Some of my earliest memories were of descending to the basement of my elementary school in New Jersey, where the town’s public library was hidden, and spending countless hours of joy poring over the shelves and finding the books that would explain the world to me.
In high school, I persuaded my Latin teacher to give me an entire pad of signed library passes so I could avoid the dreaded study hall — a place where tired students could place their weary heads in the crease of an open book and fall into a confused slumber — and go to the school library instead. Study hall proctors eyed me with suspicion every day, as if I were somehow avoiding the cruel and unusual punishment that my adolescent status deserved. They clearly thought I was getting away with something. Such was the pedagogical theory of 60 years ago.
In college, there was little more delicious than burying yourself deep in the stacks, seated at a tiny, poorly lit carrel with a tower of scholarly tomes and doing research late into the night. These lucubrations were almost as delightful as the traditional student discovery of sex and beer.
Even after graduation, I would go back to the university library and dive deep into its inventory — the stacks, called The Towers, were open only to students, but no one checked my ID — and I discovered many a quaint and curious volume of forgotten lore and managed to check out several rare books, including an 18th century printing of the sagas of Ossian — that famous fraud by James Macpherson. I was sorely tempted to pay the library fines and keep the book, but my conscience won out and I read the thing and returned it. (I have since bought a 19th century edition of the poems and it sits in my own stacks here in my tiny office — an office modeled on the site plan and measurements of the library carrel).
When I finally came to work for the newspaper, no assignment made me happier than one requiring a trip to the library, where instead of “reporting,” I engaged in “researching.” I was an indifferent reporter, but I was a great researcher.
And now that I am retired, I live in my library — my personal library — where the walls are made from bookshelves and each book is a door, and while I spend many a happy hour in Google-land or riding the Wikipedia bus, it is still the feel of paper, the sound of turning pages, the smell of the residue of dust from the spine of a book that makes my pulse quicken.
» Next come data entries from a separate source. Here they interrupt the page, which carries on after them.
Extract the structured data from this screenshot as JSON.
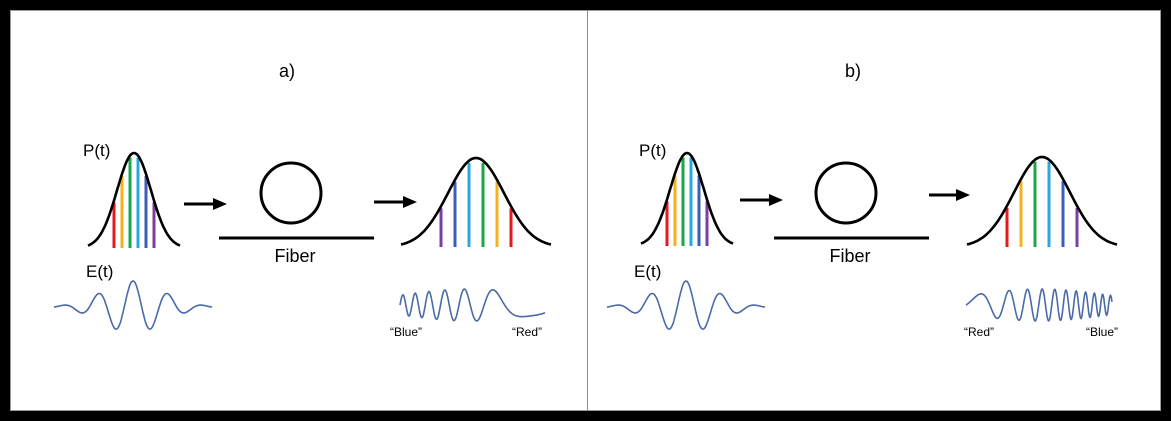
{
  "panels": [
    {
      "label": "a)",
      "pulse_label": "P(t)",
      "field_label": "E(t)",
      "fiber_label": "Fiber",
      "output_left_label": "“Blue”",
      "output_right_label": "“Red”",
      "input_colors": [
        "#e6191e",
        "#f5b21c",
        "#1aa64a",
        "#29a8e0",
        "#3a5fb4",
        "#7b3fa0"
      ],
      "output_colors": [
        "#7b3fa0",
        "#3a5fb4",
        "#29a8e0",
        "#1aa64a",
        "#f5b21c",
        "#e6191e"
      ]
    },
    {
      "label": "b)",
      "pulse_label": "P(t)",
      "field_label": "E(t)",
      "fiber_label": "Fiber",
      "output_left_label": "“Red”",
      "output_right_label": "“Blue”",
      "input_colors": [
        "#e6191e",
        "#f5b21c",
        "#1aa64a",
        "#29a8e0",
        "#3a5fb4",
        "#7b3fa0"
      ],
      "output_colors": [
        "#e6191e",
        "#f5b21c",
        "#1aa64a",
        "#29a8e0",
        "#3a5fb4",
        "#7b3fa0"
      ]
    }
  ],
  "colors": {
    "wave": "#4a6aa8",
    "outline": "#000000"
  }
}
Alas, libraries are under attack, mostly by irate villagers with pitchforks and torches afraid their children will be exposed to unregulated thinking, but also because the very act of reading is dying out, like endangered species or network TV.
The newspaper where I worked had a library where I went to fact check what I was writing, but by the time I retired, it had been closed and the dear librarians who had helped me for 25 years had been offered buy-outs.
I had my own small library, several hundred reference books, at my desk, including a bookshelf jammed into the passageway behind my chair that had needed to be cleared by the fire marshal. But even that eventually became mostly decorative, since I could more quickly and efficiently find out birth- and death-dates of whoever I was writing about by Googling them on my computer.
I mourn the loss of libraries, and mostly the old-fashioned ones, with dark shelves piled high into corners of institutional basements, with their sequestered carrels lit by desk lamps, tucked into hallways.
The Library of Alexandria may have burned down, the Carnegie library buildings may have been rented out to non-profit foundations, the newspaper library has been thinned by a kind of bureaucratic deliquescence, and the public library has become a battery of computer screens, but I am here, behind the moat of my own books, vowing never to surrender.
“How could such sweet and wholesome hours/ Be reckon’d but with stacks and Tow’rs!”